Maintenant ils le tenaient prisonnier, mais sans violence. Avec un sentiment de triomphe contenu, il fut conduit au salon, mais par un phénomène singulier, il ne sentait pas les durs reproches qu’on lui faisait, parce qu’il lisait malgré tout dans leurs yeux la joie et l’amour, et même cette attitude, ce mécontentement affecté ne dura qu’un instant. Bientôt sa grand-mère l’embrassa de nouveau en pleurant ; personne ne parla plus de sa faute et il se sentit entouré de délicieuses attentions. La bonne lui ôta son costume et lui en apporta un plus chaud, puis sa grand-mère lui demanda s’il désirait quelque chose, s’il avait faim ; ils l’assiégeaient de questions et de tendres prévenances, mais finalement, comme ils virent qu’il était effarouché, ils cessèrent de le questionner. Ce fut pour lui une volupté de sentir encore qu’il n’était qu’un enfant, alors que précédemment il avait honte de ce sentiment. Et il n’éprouvait plus que du remords en songeant que, ces derniers jours, il avait été assez orgueilleux pour vouloir se passer de toute cette existence privilégiée et l’échanger contre le plaisir trompeur d’être indépendant.

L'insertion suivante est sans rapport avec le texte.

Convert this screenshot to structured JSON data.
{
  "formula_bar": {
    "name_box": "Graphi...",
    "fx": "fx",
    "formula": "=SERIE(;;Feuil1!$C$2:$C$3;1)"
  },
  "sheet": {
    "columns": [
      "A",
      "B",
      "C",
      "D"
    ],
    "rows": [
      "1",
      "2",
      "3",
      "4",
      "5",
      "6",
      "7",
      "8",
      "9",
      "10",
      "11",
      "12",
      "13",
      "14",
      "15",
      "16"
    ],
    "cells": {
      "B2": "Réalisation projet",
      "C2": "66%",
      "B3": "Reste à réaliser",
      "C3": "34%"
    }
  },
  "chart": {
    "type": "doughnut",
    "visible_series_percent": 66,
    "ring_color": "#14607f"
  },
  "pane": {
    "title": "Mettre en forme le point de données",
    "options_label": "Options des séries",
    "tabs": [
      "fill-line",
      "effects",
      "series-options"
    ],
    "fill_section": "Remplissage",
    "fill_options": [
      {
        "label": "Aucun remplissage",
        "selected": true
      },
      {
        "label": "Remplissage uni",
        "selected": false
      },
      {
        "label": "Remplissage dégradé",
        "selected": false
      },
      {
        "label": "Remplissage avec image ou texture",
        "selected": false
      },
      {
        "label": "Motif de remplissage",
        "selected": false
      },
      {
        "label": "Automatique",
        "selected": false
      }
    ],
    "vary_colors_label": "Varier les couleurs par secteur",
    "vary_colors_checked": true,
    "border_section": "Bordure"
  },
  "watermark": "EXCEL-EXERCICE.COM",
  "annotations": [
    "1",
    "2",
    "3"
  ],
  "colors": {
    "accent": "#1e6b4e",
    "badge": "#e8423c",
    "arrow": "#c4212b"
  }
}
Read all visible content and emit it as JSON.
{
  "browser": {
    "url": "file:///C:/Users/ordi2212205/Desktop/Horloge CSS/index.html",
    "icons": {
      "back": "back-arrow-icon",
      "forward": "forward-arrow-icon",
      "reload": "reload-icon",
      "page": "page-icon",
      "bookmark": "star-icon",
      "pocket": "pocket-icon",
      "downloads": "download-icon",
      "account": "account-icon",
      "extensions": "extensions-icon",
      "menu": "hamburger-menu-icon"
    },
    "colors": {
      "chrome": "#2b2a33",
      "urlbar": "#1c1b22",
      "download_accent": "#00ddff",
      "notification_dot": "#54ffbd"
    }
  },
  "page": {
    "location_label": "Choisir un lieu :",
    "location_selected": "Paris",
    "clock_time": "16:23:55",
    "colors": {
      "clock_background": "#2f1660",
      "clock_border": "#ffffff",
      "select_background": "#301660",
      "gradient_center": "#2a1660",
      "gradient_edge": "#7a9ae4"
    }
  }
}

Le téléphone retentit dans la pièce à côté ; il entendit la voix de sa mère, du moins quelques paroles entrecoupées : « Edgar… retrouvé… arrivé ici… dernier train. » Il s’étonna qu’elle ne l’eût pas rudoyé, qu’elle l’eût enveloppé d’un regard si étrangement calme. Son repentir ne faisait que croître ; il eût bien aimé se dérober à tous les soins dont sa grand-mère et sa tante l’entouraient, pour aller demander pardon à sa mère, lui dire en toute humilité et en secret qu’il voulait de nouveau être un enfant et obéir. Mais lorsqu’il se leva sans bruit, sa grand-mère lui dit d’une voix légèrement effrayée :

– Où veux-tu aller ?

Alors il resta là debout, tout honteux. Dès qu’il bougeait, ils éprouvaient déjà des inquiétudes à son sujet. Il leur avait fait peur, à tous, et maintenant, ils craignaient qu’il ne voulût leur échapper encore. Comment pourraient-ils comprendre que personne plus que lui ne regrettait cette fugue !

La table était mise et on lui apporta aussitôt à dîner. Sa grand-mère était assise près de lui, ses regards ne le quittaient pas. Elle, sa tante et la servante formaient autour de lui un cercle silencieux et il se sentait merveilleusement apaisé par cette chaude sollicitude. Seulement, il était troublé en pensant que sa mère ne venait pas les rejoindre. Ah ! si elle avait pu savoir combien il était humble, nul doute qu’elle serait à côté de lui.

Soudain on perçut le bruit d’une voiture qui s’arrêtait devant la maison. Les autres furent tellement surpris qu’Edgar, alors, devint inquiet. Sa grand-mère sortit, un bruyant échange de voix se fit entendre dans l’obscurité : Edgar comprit alors que son père était là. Il remarqua qu’on l’avait laissé seul dans la pièce et ce petit moment d’isolement suffit à le troubler. Son père était sévère ; c’était la seule personne qu’il craignît réellement. Edgar tendit l’oreille : son père paraissait être en colère, il parlait fort et d’un ton irrité. De temps en temps il entendait la voix apaisante de sa grand-mère et de sa mère qui cherchaient manifestement à le calmer. Mais celle de son père restait dure, dure comme les pas qui se rapprochaient de plus en plus et qui à présent résonnaient déjà dans la pièce d’à côté, tout contre la porte, qui s’ouvrit brusquement.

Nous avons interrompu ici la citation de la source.